As a general measurement rule you would expect to see a resolution of 10% or less of full scale reading.

The Gal/hr flow rate does that with its one decimal point, but to my mind for a Rotax 912 iS in cruise at around 15 l/hr +- half a litre is a little coarse - and even then I'm assuming that skyview rounds up or down at the .49 -.50 mark which it might not do.

To put that another way, if the reading is "14" that means somewhere between 13.50 and 14.49, which is a bit too big a gap for a 912 iS fuel flow.

The Red Cube is indeed highly accurate, once calibrated.  For me, then, its main utility is to indicate how much fuel has been used, and how much is left.  Since I’m leaning to an EGT ROP/LOP, the indicated flow is a result, not a target.  As long as it’s somewhere near the expected value, and all cylinders are performing equally, I’m happy that all is well.

Since there’s no manual leaning on your 912iS, may I suggest that the resolution of its indicated flow is even less relevant?  If the number is a litre more or less than expected, is any action required or even possible?  I’d expect that, should you suffer a blockage or leak, the flow will change by a lot more than that, and you’ll notice it.

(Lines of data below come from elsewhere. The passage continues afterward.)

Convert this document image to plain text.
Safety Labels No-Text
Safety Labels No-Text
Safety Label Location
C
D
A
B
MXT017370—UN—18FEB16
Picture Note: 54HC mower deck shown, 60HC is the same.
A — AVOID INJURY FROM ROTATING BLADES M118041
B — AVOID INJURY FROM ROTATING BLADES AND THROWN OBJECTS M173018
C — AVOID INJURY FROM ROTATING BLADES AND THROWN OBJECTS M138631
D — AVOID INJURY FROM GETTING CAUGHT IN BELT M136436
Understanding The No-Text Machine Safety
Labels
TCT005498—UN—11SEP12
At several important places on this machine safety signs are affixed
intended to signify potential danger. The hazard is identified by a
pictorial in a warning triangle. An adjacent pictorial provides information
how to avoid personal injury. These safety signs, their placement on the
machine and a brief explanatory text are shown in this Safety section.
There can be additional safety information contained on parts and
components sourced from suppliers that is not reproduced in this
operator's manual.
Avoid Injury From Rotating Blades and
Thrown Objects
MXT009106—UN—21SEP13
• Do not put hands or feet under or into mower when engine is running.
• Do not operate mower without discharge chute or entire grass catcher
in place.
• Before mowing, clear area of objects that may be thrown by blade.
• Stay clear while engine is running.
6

The FT60 is accurate enough to support one decimal place of litres and that would allow more accurate trend monitoring and fuel flow setting instead of +- 0.5litres.

I know a tenth of a litre is nothing for a big Continental or Lycoming that swallows juice by the gallon, but to us folks with nothing bigger than a sewing machine up front 0.1 litres might be signifigant.

For trend monitoring, there’s a lot of value in establishing a SavvyAnalysis account, and keeping an eye on your datalogs over a period.  That will likely tell you a lot more than indicated flow during the flight, as you’ll benefit from the high internal resolution of the Skyview and you can correlate it with other data such as RPM, cruise alt, OAT etc.

Checking fuel uplift after a flight against the expected number from the Skyview will confirm that the Red Cube calibration hasn’t shifted.